I love it, it’s my favourite locker room, sitting next to me I have Jimmy Jacobs, who I think is the most under rated talent out there and my best friend. Sitting across from me I have Eugene and next to him is Rhino, The Sandman and Vampiro. Everybody in the locker room is so cool.

I certainly respect all of the old ECW guys, because ECW was booming so much at a time during my teenage years, so they really appeal to a young man like myself who felt like an outsider.

I’m currently in a tag team with Eugene, which I just think is a perfect match – Eugene can do what I can’t do physically and then I do what Eugene can’t do mentally, so it’s just a perfect match.

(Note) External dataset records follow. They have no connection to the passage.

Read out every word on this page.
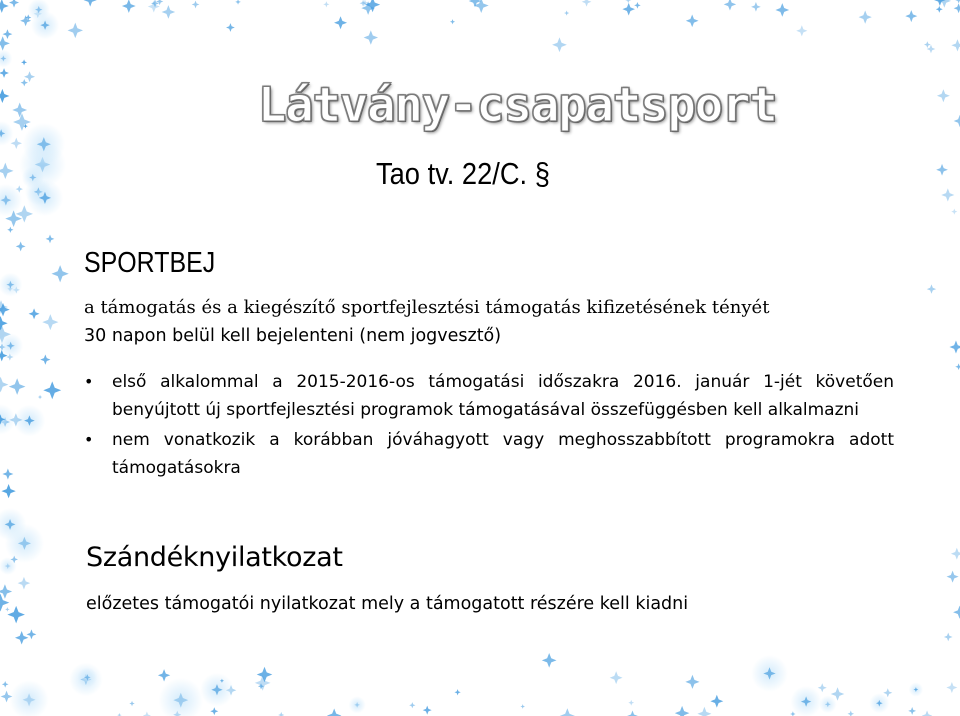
Látvány-csapatsport
Tao tv. 22/C. §
SPORTBEJ
a támogatás és a kiegészítő sportfejlesztési támogatás kifizetésének tényét
30 napon belül kell bejelenteni (nem jogvesztő)
• első alkalommal a 2015-2016-os támogatási időszakra 2016. január 1-jét követően benyújtott új sportfejlesztési programok támogatásával összefüggésben kell alkalmazni
• nem vonatkozik a korábban jóváhagyott vagy meghosszabbított programokra adott támogatásokra
Szándéknyilatkozat
előzetes támogatói nyilatkozat mely a támogatott részére kell kiadni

At the start you mentioned wrestlers you grew up idolising – since becoming a professional wrestler with a disability, have you had people come up to you that you have inspired?

Yes! And that is the best part of what I do – in addition to wrestling I also go around to schools and hospitals and I share my life story with children with disabilities. Doing things like that are so rewarding and that is another reason why I love independent wrestling because I can go out there and have the same high calibre match that you see on TV but then after the match I can meet all the fans and talk to them and it’s really personal – its just really spiritually fulfilling to be able to do what I do and be where I’m at.

Finally Zach, do you think we will ever see you back in either TNA or the WWE someday?

I don’t know, and I don’t want to give you a vague answer like anything could happen because I’m sure that’s what everybody says. There have been discussions in the past with both companies and the thing is right now I don’t have any interest at this time, but that could change tomorrow, it could change next year, I don’t know. At this present time I have no interest in going to the WWE, I’m 28-years-old and I can’t imagine being on the road four or five days a week. I enjoy being my on boss and doing other projects outside of wrestling and if I go back to WWE then WWE becomes my life, and that’s not a bad thing for certain people but for me at this time I really enjoy going out there and doing my public speaking and I’m halfway through writing my autobiography – I like having my hands in lots of different things and if I was in WWE right now I would have no control over that.